A vicious circle emerges: one side writes the laws that make prohibition lucrative; the other pays to guarantee impunity.
In 2023, Brazil had more than 80 organized criminal groups, according to a report by the British Home Office (Country Policy and Information Note – Organized Criminal Groups, 2025). The two largest — Primeiro Comando da Capital (PCC) and Comando Vermelho (CV) — move billions of reais each year and have proven connections inside police departments, city halls, courts, and legislatures.
The war on drugs, therefore, does not suppress crime — it institutionalizes crime within the State itself.
The Collapse of Moral Coercion and the Path to Freedom
The war on drugs is the most striking example of the improper use of coercion.
It violates the moral axiom of a free society: that force may only be used in retaliation against those who initiate it.

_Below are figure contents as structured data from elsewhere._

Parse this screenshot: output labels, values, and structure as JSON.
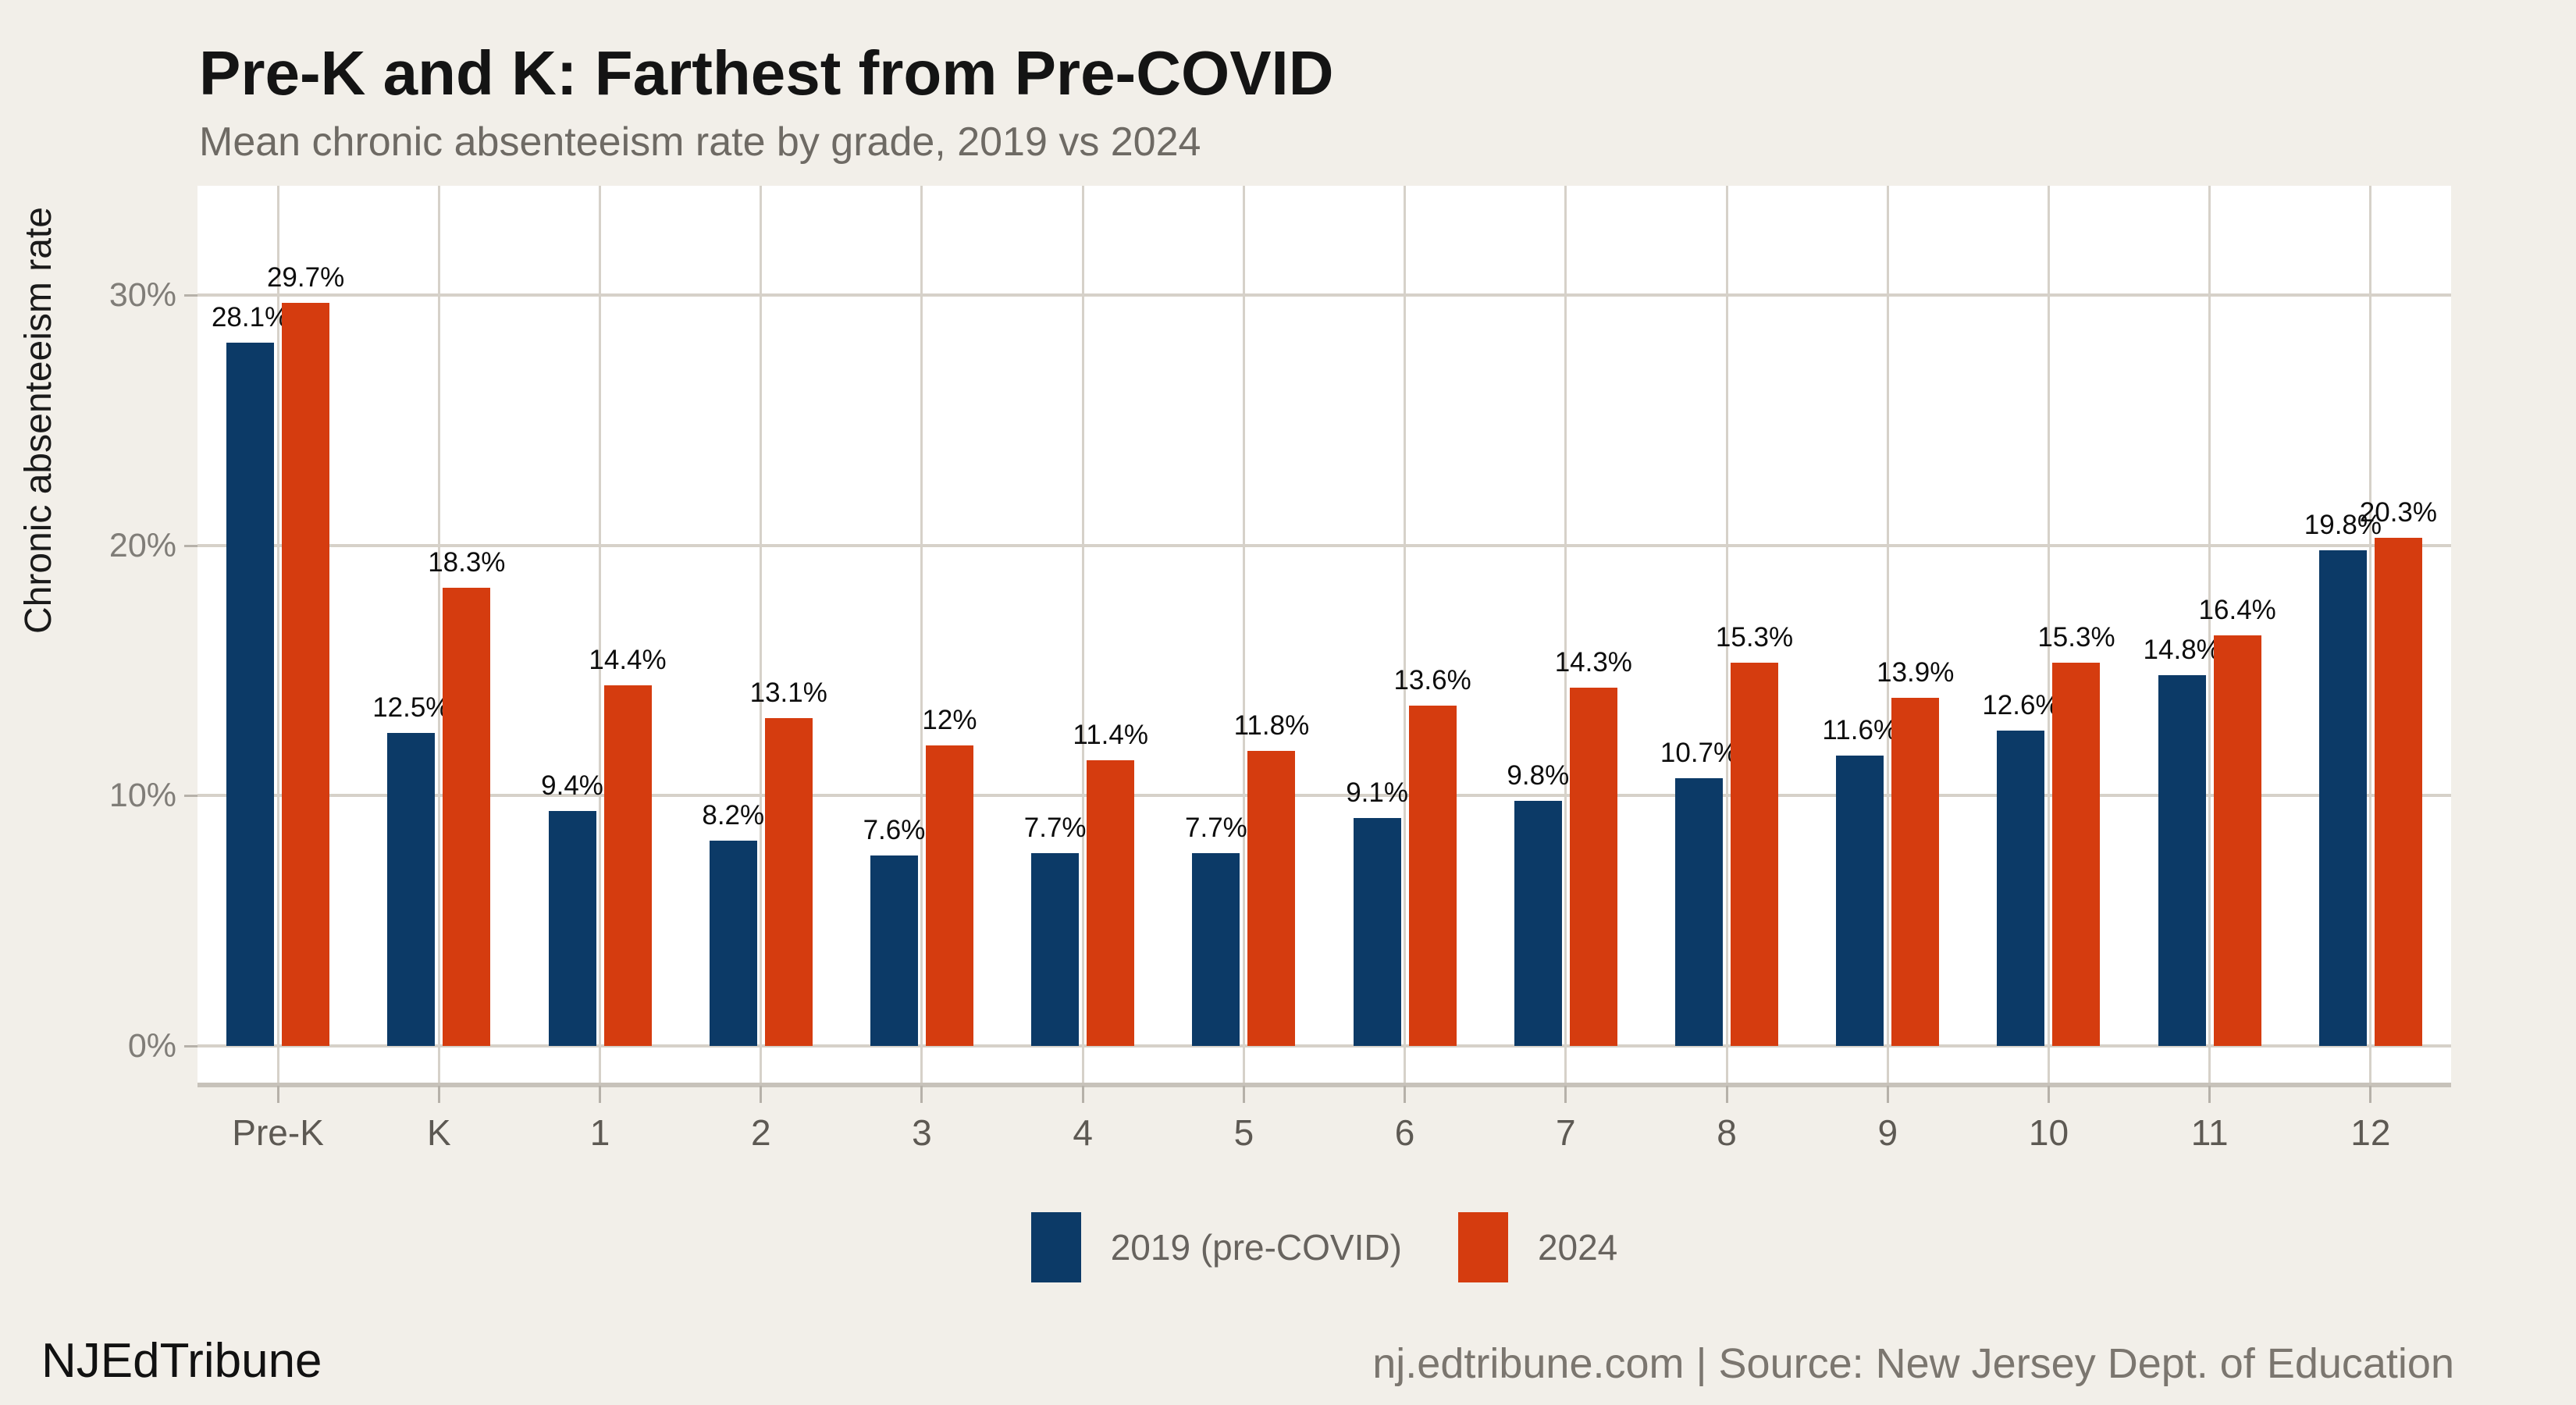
{
  "header": {
    "title": "Pre-K and K: Farthest from Pre-COVID",
    "subtitle": "Mean chronic absenteeism rate by grade, 2019 vs 2024"
  },
  "chart_data": {
    "type": "bar",
    "title": "Pre-K and K: Farthest from Pre-COVID",
    "subtitle": "Mean chronic absenteeism rate by grade, 2019 vs 2024",
    "categories": [
      "Pre-K",
      "K",
      "1",
      "2",
      "3",
      "4",
      "5",
      "6",
      "7",
      "8",
      "9",
      "10",
      "11",
      "12"
    ],
    "series": [
      {
        "name": "2019 (pre-COVID)",
        "color": "#0c3a67",
        "values": [
          28.1,
          12.5,
          9.4,
          8.2,
          7.6,
          7.7,
          7.7,
          9.1,
          9.8,
          10.7,
          11.6,
          12.6,
          14.8,
          19.8
        ]
      },
      {
        "name": "2024",
        "color": "#d53c0f",
        "values": [
          29.7,
          18.3,
          14.4,
          13.1,
          12,
          11.4,
          11.8,
          13.6,
          14.3,
          15.3,
          13.9,
          15.3,
          16.4,
          20.3
        ]
      }
    ],
    "value_suffix": "%",
    "xlabel": "",
    "ylabel": "Chronic absenteeism rate",
    "y_ticks": [
      0,
      10,
      20,
      30
    ],
    "y_tick_labels": [
      "0%",
      "10%",
      "20%",
      "30%"
    ],
    "ylim": [
      0,
      34.4
    ],
    "grid": true,
    "legend_position": "bottom",
    "data_labels": true
  },
  "legend": {
    "items": [
      {
        "label": "2019 (pre-COVID)",
        "color": "#0c3a67"
      },
      {
        "label": "2024",
        "color": "#d53c0f"
      }
    ]
  },
  "footer": {
    "brand": "NJEdTribune",
    "source": "nj.edtribune.com | Source: New Jersey Dept. of Education"
  },
  "colors": {
    "background": "#f2efe9",
    "panel": "#ffffff",
    "gridline": "#d6d1c9",
    "axis_line": "#c7c2ba",
    "series_2019": "#0c3a67",
    "series_2024": "#d53c0f"
  }
}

When the State becomes the initiator of coercion — when it punishes individuals who have harmed no one — it stands on the same moral ground as the aggressor it condemns. The result is the collapse of legitimacy, the erosion of trust, and the rise of a parallel moral order built on fear.
State coercion cannot replace reason.
What cannot be solved through liberty cannot be solved through force.
The answer to a non-coercive problem — voluntary consumption — is individual freedom and moral responsibility, not prohibition or violence.
Legalization, regulation, and education are tools of civilization; prohibition, repression, and war are tools of barbarism.
As long as the State insists on waging wars against individual rights, it will continue to lose the wars that truly matter: the wars for morality, justice, and reason.
Conclusion
Brazil lives through a low-intensity civil war — the direct product of a policy that criminalizes free will and rewards brute force.
By declaring war on drugs, the State declared war on freedom.
And in losing that war, it also lost the moral right to govern.
What remains is to rebuild the civilizing principle that once defined humanity’s progress: that force exists to serve life, not to destroy it.
Peace is not the fruit of coercion; it is the fruit of liberty.
And liberty will only prevail when coercion is restored to its rightful role — to protect, not to violate, the individual’s sacred right to live for his own sake, free from the aggressor and free from the State.